Ramai-ramai Gadai SK, Mahalnya Biaya ‘Berkuasa’



Oleh: Thaifah Zhahirah (Pendidik dan Pegiat Literasi)

Menggadaikan Surat Keputusan (SK) menjadi fenomena yang lumrah setiap periode pengangkatan pejabat negara. Sejumlah Anggota DPRD di Subang ramai-ramai menggadai SK ke bank sebagai agunan atau jaminan untuk meminjam uang. Menurut Tatang Supriatna (Sekretaris Dewan Subang), setidaknya 10 dari 50 orang anggota DPRD Subang mengajukan pinjaman dengan nominal yang berbeda (rejabar.republika.co.id, 06/09/2024). Fakta yang sama juga terjadi di Jawa Timur. Pengamat politik Universitas Brawijaya (UB) Prof Anang Sujoko menilai langkah tersebut sebagai fenomena yang memprihatinkan. beban itu harus ditanggung karena mahalnya biaya proses demokrasi. Bukan hanya ratusan juta, bahkan diperkirakan melebihi angka Rp 1 miliar (detik.com, 07/09/2024).

Selain itu, diduga kebiasaan ini juga terikat dengan maraknya gaya hidup hedonisme yang menjangkiti para wakil rakyat dan keluarga mereka dalam sistem sekulerisme demokrasi yang saat ini diadopsi. Mulai dari kendaraan mewah, membeli barang-barang branded, hingga liburan ke luar negeri. Sehingga pendapatan yang tidak sesuai dengan pengeluaran memaksa mereka untuk mencari sumber lain, salah satunya dengan pinjaman.

Buntut panjang dari keadaan ini adalah terjebaknya para wakil rakyat dengan tindak pidana korupsi. Alih-alih bekerja mengurusi kepentingan masyarakat, justru mereka sibuk memperkaya diri. Menyalahgunakan jabatan demi kepentingan pribadi tidak segan kongkalikong dengan para oligarki.
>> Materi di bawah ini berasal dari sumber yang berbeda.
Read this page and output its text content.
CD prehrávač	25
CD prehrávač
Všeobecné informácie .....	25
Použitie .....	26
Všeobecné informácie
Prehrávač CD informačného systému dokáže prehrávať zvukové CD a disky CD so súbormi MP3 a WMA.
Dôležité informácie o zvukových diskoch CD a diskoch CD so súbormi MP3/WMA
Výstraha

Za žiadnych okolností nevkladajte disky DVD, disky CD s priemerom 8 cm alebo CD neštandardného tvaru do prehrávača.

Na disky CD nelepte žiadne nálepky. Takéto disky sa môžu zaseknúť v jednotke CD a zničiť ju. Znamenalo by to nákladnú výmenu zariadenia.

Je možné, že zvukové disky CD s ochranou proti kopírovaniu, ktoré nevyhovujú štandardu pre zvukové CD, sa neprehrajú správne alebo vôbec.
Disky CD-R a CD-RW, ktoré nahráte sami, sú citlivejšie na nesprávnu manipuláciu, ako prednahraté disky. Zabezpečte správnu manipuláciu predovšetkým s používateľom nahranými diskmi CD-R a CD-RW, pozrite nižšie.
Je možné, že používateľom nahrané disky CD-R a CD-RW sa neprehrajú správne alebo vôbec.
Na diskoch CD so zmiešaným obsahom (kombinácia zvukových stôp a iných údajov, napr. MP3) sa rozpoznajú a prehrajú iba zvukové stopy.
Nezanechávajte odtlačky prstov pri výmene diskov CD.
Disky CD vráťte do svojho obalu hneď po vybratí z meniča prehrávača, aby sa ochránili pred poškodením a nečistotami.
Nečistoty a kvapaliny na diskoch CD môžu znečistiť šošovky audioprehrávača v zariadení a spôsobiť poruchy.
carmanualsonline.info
Tidak heran banyak regulasi yang dibuat yang justru hanya menguntungkan para pemilik modal, tidak peduli dengan jeritan pilu rakyat kecil yang kehidupannya semakin tercekik. 

Kelaparan, gizi buruk dan stunting, kesulitan mengakses kesehatan, pendidikan, dan sarana vital lainnya menjadi fenomena yang tidak sulit ditemukan dalam kehidupan masyarakat. Berbanding terbalik dengan keadaan para wakil rakyat yang justru bermewah-mewahan tanpa beban. Menganggap tugas mereka sudah tuntas karena sudah menjadi ‘wakil rakyat’ menikmati semua fasilitas tersebut.
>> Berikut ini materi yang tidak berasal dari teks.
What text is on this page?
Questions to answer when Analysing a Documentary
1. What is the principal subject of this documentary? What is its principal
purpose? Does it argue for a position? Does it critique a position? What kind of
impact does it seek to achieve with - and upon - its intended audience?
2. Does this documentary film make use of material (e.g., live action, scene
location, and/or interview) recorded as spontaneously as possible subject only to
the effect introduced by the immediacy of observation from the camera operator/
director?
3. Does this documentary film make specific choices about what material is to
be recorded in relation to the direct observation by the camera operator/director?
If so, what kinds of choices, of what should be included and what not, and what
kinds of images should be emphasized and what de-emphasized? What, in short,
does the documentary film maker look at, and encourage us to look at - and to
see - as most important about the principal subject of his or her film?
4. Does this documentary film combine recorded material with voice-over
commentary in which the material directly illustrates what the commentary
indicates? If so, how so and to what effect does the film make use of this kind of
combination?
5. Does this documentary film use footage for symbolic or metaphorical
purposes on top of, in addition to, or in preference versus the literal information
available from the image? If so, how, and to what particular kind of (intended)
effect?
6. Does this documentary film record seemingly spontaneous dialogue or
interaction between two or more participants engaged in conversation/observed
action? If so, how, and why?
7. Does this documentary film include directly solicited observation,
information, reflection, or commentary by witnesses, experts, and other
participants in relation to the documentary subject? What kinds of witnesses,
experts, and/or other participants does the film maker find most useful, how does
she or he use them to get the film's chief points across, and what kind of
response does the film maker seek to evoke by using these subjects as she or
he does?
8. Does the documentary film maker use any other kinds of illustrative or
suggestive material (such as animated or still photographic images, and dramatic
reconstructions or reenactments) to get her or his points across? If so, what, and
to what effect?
Islam memandang bahwa jabatan adalah amanah yang kelak akan diminta pertanggungjawaban. Landasan pelaksanaannya adalah akidah. Sehingga akan tumbuh rasa takut yang akan mencegah dari perilaku lalai dan menyalahi amanah. Dengan begitu maka tidak akan ada pejabat yang menduduki jabatannya untuk menambah pundi pribadi atau bekerja sama dengan pihak lain yang akan merugikan rakyat. Motivasi keimanan akan mewarnai setiap langkah yang ditempuh dan kebijakan yang diambil. Standar yang digunakan juga jelas yaitu hukum syara’.
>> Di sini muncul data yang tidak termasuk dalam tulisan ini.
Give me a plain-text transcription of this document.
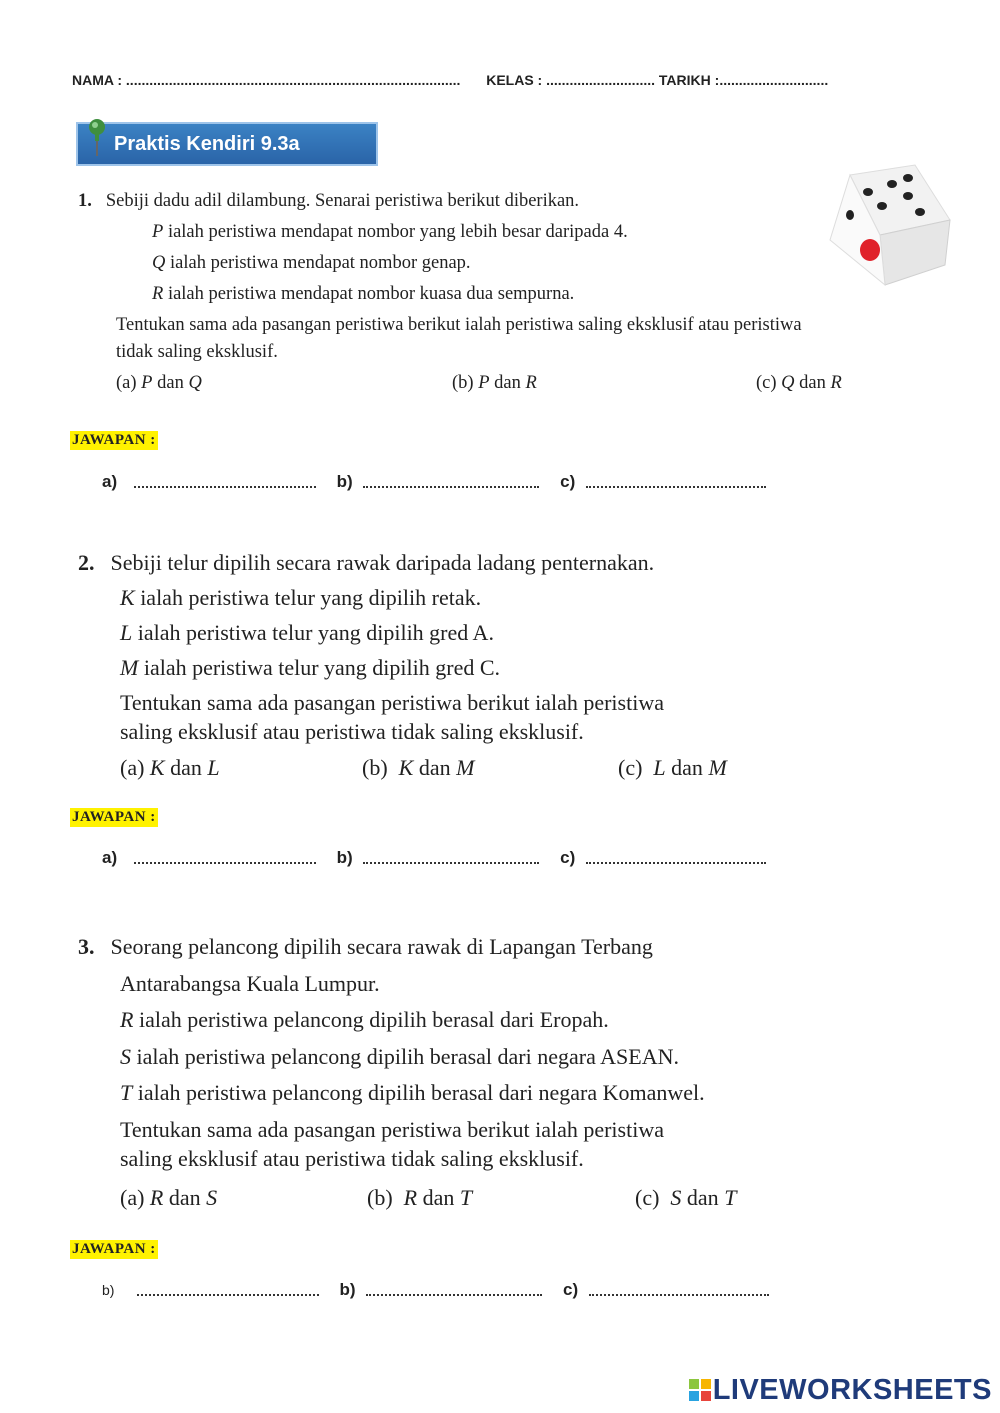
NAMA : ...................................................................................... KELAS : ............................ TARIKH :............................
Praktis Kendiri 9.3a
1. Sebiji dadu adil dilambung. Senarai peristiwa berikut diberikan.
P ialah peristiwa mendapat nombor yang lebih besar daripada 4.
Q ialah peristiwa mendapat nombor genap.
R ialah peristiwa mendapat nombor kuasa dua sempurna.
Tentukan sama ada pasangan peristiwa berikut ialah peristiwa saling eksklusif atau peristiwa
tidak saling eksklusif.
(a) P dan Q	(b) P dan R	(c) Q dan R
JAWAPAN :
a)	b)	c)
2. Sebiji telur dipilih secara rawak daripada ladang penternakan.
K ialah peristiwa telur yang dipilih retak.
L ialah peristiwa telur yang dipilih gred A.
M ialah peristiwa telur yang dipilih gred C.
Tentukan sama ada pasangan peristiwa berikut ialah peristiwa
saling eksklusif atau peristiwa tidak saling eksklusif.
(a) K dan L	(b) K dan M	(c) L dan M
JAWAPAN :
a)	b)	c)
3. Seorang pelancong dipilih secara rawak di Lapangan Terbang
Antarabangsa Kuala Lumpur.
R ialah peristiwa pelancong dipilih berasal dari Eropah.
S ialah peristiwa pelancong dipilih berasal dari negara ASEAN.
T ialah peristiwa pelancong dipilih berasal dari negara Komanwel.
Tentukan sama ada pasangan peristiwa berikut ialah peristiwa
saling eksklusif atau peristiwa tidak saling eksklusif.
(a) R dan S	(b) R dan T	(c) S dan T
JAWAPAN :
b)	b)	c)
LIVEWORKSHEETS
Sepanjang sejarah penerapan Islam dalam kehidupan, dikenal banyak sekali sosok penguasa yang luar biasa. Abu Bakar Siddiq, Umar bin Khaththab, Umar bin Abdul Aziz, adalah deretan penguasa yang telah menorehkan tinta emas dalam pengurusan rakyat dengan sepenuh hati dan berhasil memastikan kesejahteraan rakyat individu per individu. Dalam Islam juga terdapat wadah untuk menampung aspirasi rakyat yang dikenal dengan Majelis Umat. Lembaga ini berbeda dengan DPR yang ada dalam sistem demokrasi saat ini. Majelis Umat mewadahi aktivitas koreksi pada penguasa bukan lembaga meraih kekuasaan. Mereka adalah perpanjangan aspirasi umat yang dipilih karena kepercayaan, bukan pencitraan. Bukan juga amanah yang diperoleh dengan rebutan apalagi dengan mengorbankan biaya besar sampai berhutang. Kekuasaan tidak diberikan karena diminta, melainkan karena dinilai mampu mengembannya.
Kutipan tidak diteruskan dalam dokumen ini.